Linux got early commercial interest. That led to far better hardware support. The snowball continues to get bigger to this day.
When FreeBSD would have been getting corporate interest, when it was both free and clearly superior technically, BSD was being sued by AT&T and BSD looked risky. The lawsuit resolved and FreeBSD was born but not until after Linux was in the wild. It was too late.
We will always get these articles from those that prefer FreeBSD. It will never get enough attention to break the cycle started in the 90’s.
I broadly agree, even as a FreeBSD fan myself; things have converged a lot over the decades. But still, I generally feel that while you can get the same work done in both, FreeBSD does things better (and/or cleaner, more elegant, etc) in many cases.
The overall feeling of system cohesion makes me happier to use it, from small things like Ctrl-T producing meaningful output for all the base OS tools, to larger and more amorphous things like having greater confidence core systems won't change too quickly over time (eg: FreeBSD's relatively stable sound support, versus Linux's alsa/pulse/pipewire/..., similar for event APIs, and more).

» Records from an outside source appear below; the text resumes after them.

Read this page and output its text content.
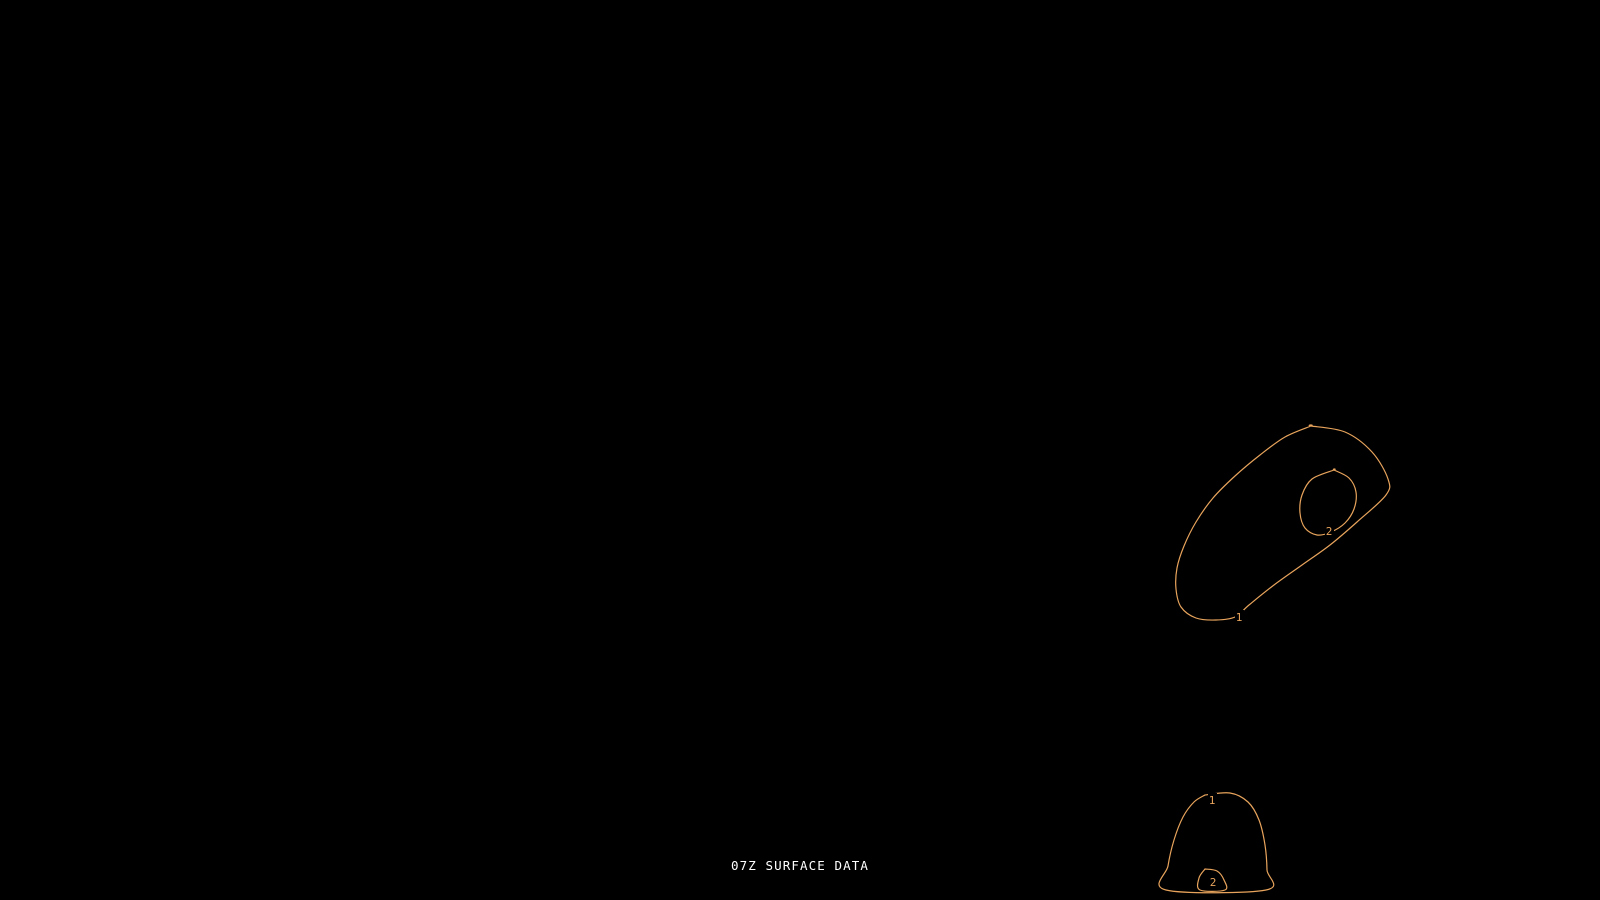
1
2
1
2
07Z SURFACE DATA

Though I totally feel your pain about latest-and-greatest hardware driver support. Has gotten better since the '90s, but that gap will probably always be there due to the different development philosophies.
I hope FreeBSD never gets too "Linux-y"; it occupies it's own nice spot in the spectrum of available options.
That's pretty much it. A lot of the people I see using a BSD these days do so because they always have and they prefer what they know, which is fine, or they just want to be contrarian.
Realistically, aside from edge cases in hardware support, you can do anything you want on any modern *nix. There's not even as much of a difference between distros as people claim. All the "I want an OS that gets out of my way" and similar reasons apply to most modern well-maintained distros these days. It's more personality and familiarity than anything objective.
Took me a while to settle on Alpine after trying Arch and Void, but I can't imagine why I would ever leave unless they change something drastic.
Big chuckle there, so good. Hey, at least they had a sense of humour.
But I agree the hardware support could be much better even to this day.
The Linux community felt like college students with no job and not much money. That included Linus Torvalds himself who developed the kernel while in college and wasn't rich. DEC basically gave Linus an Alpha to get him to port the kernel to it.
Your prof loved BSD/386 while the students were rocking a shared server cobbled from a 386 the science department threw out.